Again, the effects of the March balloon dilation only lasted a few weeks. I've spent the past few weeks trying everything, from a liquid diet to medication that would allow me some relief and some nourishment. Perhaps the worst day was the Wednesday before Easter. I had taken a bite of a mashed up baked potato. Immediately, I could feel the food scraping down my throat all the way down inside my chest even though it was a soft food. Suddenly, it felt like a iron fist was gripping the space between my breasts. The spasm it caused took my breath away. I was on my back, practicing Lamaze breathing for the next hour, trying to push through the pain. I thought it would never end.

Going through these kinds of health issues has made me realize the true brilliance of this glorious machine, also known as our bodies. Each part has a function, and when one part breaks down, the body and spirit falter. It's a sad truth that there many who don't recognize the brilliance of its design. It's easy to be angry when something goes wrong. The important thing is to be grateful for all the times it works just right. Every part of us is precious. I have learned true gratitude the hard way, but I am grateful nonetheless.

I haven't received a Mylar balloon for over a decade, but the balloon I received Thursday could be one of my greatest gifts. Although it is the same type I've received twice before in the past few months, I'm hoping this one truly keeps my Panama Canal open.  I hope the iron fist of those spasms stay away for good. Throughout it all, I'm thankful for the divine balance of my life, even when things feel upside down.

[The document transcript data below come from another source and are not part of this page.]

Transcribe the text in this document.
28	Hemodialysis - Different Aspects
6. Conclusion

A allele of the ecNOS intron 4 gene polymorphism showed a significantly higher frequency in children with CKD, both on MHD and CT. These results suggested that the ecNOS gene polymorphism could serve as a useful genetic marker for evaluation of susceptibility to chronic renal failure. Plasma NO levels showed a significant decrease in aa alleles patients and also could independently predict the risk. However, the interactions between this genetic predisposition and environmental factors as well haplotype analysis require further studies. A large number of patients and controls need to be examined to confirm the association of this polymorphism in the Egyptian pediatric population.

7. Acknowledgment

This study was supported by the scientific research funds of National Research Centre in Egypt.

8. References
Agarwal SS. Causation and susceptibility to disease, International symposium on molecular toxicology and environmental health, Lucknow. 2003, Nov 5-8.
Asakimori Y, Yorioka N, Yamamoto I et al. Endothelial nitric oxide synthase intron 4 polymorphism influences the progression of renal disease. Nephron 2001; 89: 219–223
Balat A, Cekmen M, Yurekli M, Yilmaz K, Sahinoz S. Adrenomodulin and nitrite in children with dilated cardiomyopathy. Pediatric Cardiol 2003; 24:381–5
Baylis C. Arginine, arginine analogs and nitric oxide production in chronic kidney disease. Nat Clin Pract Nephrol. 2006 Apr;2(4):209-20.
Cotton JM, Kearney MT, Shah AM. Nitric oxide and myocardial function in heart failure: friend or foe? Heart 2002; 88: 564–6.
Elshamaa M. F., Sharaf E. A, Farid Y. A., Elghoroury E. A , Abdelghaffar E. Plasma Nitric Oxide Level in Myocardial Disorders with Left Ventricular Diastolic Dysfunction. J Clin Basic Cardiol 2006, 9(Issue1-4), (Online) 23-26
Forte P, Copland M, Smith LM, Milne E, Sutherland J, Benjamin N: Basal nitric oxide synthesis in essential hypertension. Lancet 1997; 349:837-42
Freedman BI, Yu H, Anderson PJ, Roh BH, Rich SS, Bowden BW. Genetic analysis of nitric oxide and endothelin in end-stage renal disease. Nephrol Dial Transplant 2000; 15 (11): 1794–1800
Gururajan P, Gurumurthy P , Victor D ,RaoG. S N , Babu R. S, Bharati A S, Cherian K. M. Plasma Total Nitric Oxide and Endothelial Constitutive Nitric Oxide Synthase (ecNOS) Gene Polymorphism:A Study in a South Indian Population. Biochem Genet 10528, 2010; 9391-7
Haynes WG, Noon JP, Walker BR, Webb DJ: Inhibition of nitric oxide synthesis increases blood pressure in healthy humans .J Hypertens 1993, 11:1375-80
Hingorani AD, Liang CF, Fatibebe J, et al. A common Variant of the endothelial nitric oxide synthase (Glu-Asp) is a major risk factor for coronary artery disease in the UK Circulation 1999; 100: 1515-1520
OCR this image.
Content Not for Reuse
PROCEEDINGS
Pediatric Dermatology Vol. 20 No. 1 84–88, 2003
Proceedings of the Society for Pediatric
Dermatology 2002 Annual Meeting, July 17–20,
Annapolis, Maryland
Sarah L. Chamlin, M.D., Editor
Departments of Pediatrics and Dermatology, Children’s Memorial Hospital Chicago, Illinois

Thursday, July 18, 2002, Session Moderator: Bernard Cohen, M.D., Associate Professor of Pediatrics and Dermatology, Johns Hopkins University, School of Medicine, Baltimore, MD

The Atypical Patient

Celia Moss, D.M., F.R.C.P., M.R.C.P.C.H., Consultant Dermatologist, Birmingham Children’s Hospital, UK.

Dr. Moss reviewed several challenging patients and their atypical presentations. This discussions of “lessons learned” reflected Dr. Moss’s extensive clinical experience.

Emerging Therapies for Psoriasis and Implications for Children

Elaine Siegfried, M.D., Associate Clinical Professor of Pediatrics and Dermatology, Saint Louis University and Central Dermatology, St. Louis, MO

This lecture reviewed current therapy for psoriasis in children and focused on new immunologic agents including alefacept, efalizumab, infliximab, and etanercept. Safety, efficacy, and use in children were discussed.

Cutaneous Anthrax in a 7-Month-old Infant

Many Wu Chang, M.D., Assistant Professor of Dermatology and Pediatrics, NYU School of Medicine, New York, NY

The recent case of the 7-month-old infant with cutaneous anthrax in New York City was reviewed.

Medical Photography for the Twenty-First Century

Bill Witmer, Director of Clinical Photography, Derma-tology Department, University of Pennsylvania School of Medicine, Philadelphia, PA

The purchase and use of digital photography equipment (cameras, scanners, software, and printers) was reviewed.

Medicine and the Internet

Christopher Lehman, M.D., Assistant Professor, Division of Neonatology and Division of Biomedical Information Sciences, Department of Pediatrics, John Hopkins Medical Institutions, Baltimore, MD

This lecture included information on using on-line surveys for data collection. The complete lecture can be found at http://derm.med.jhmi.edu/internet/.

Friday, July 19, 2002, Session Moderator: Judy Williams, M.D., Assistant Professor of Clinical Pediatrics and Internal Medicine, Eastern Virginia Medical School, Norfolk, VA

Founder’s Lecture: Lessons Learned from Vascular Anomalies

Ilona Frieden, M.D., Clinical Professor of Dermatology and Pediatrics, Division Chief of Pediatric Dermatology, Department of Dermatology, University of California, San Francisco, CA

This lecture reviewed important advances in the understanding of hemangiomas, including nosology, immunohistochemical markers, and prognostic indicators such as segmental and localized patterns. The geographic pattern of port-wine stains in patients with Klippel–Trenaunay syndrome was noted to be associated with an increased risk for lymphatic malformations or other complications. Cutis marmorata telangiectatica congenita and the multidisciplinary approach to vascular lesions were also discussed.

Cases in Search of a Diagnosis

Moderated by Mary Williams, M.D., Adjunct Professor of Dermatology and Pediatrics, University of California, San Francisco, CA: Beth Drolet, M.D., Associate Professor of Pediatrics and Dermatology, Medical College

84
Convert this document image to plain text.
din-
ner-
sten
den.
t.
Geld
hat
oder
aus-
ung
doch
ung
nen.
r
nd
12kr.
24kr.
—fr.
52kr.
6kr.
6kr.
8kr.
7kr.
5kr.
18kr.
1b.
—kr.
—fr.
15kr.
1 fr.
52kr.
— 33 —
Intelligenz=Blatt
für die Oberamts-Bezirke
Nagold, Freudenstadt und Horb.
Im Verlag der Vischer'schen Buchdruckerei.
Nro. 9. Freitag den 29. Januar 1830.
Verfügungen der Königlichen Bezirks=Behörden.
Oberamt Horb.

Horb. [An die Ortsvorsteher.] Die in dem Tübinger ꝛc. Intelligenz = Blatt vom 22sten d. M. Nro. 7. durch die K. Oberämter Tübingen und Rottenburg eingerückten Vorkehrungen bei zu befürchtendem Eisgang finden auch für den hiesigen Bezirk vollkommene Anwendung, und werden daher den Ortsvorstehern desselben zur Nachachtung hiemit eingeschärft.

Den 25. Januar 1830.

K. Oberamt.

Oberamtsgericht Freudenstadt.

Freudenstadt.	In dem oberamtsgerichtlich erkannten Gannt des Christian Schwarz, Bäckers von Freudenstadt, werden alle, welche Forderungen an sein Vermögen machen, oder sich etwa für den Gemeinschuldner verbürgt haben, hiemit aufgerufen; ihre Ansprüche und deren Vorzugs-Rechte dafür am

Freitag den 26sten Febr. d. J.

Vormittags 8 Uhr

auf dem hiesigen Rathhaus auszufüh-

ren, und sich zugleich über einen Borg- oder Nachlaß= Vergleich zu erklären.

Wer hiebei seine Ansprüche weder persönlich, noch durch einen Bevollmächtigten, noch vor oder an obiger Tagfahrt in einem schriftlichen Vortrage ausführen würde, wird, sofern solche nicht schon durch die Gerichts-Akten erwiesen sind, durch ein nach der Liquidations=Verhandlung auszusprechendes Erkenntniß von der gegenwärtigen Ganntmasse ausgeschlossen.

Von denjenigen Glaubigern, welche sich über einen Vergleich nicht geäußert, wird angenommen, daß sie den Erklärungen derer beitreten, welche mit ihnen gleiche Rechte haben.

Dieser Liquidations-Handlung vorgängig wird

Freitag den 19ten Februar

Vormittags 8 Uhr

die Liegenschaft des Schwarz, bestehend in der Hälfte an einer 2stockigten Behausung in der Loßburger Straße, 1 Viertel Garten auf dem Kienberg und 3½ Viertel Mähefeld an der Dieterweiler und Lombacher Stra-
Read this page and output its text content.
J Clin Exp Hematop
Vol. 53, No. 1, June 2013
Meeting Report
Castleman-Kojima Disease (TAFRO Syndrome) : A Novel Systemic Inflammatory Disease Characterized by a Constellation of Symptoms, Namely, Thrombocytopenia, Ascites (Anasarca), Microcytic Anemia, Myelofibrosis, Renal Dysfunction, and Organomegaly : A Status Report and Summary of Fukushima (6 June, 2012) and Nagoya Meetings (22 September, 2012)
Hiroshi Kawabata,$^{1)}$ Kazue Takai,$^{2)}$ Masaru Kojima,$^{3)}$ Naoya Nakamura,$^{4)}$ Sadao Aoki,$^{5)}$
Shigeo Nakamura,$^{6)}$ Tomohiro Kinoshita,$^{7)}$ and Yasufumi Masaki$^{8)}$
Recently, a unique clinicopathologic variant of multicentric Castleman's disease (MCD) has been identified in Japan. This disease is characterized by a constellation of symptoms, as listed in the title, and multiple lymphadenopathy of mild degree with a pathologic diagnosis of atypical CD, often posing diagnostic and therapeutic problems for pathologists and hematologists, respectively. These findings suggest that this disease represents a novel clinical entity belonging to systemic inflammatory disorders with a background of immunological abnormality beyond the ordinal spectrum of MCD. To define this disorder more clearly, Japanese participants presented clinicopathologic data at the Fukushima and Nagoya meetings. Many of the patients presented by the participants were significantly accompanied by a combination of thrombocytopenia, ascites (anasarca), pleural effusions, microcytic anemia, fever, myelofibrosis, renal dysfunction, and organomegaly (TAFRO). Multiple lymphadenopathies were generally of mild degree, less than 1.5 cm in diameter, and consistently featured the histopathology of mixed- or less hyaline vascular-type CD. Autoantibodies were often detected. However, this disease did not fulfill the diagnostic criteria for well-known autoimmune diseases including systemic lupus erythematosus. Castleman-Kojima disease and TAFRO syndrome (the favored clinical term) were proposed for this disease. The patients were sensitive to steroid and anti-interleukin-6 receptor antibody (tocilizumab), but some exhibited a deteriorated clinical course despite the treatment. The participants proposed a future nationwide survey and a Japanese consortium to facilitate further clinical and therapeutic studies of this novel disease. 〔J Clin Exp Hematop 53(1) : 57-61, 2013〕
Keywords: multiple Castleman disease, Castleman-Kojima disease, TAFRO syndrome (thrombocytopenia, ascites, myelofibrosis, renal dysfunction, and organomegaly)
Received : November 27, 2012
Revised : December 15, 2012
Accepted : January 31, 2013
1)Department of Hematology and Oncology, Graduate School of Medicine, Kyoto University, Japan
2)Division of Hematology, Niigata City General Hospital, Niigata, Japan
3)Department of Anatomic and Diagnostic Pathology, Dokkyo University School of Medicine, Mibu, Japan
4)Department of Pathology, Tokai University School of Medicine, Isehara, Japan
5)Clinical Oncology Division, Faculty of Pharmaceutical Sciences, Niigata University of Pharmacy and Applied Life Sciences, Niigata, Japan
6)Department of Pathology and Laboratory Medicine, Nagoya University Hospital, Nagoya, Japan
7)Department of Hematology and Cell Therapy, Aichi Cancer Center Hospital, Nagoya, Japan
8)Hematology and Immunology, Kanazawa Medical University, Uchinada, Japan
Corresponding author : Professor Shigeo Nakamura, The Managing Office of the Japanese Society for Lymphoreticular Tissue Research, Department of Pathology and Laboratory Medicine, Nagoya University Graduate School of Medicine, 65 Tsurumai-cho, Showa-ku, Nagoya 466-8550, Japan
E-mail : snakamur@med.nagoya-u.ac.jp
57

I remember being a child and the feeling of letting a helium balloon go and watching it climb and climb until it was out of sight. It a good analogy for my health. One day I was had it in my grasp, and the next it was so far gone, I could no longer see it. With the help of my amazing family and my incredible team of doctors, I feel like my balloon is floating back down to where I see it. With all the prayers I can muster in my heart, I hope one day to hold that string again and marvel at the extraordinary miracle of it all; the good, the bad and everything in between.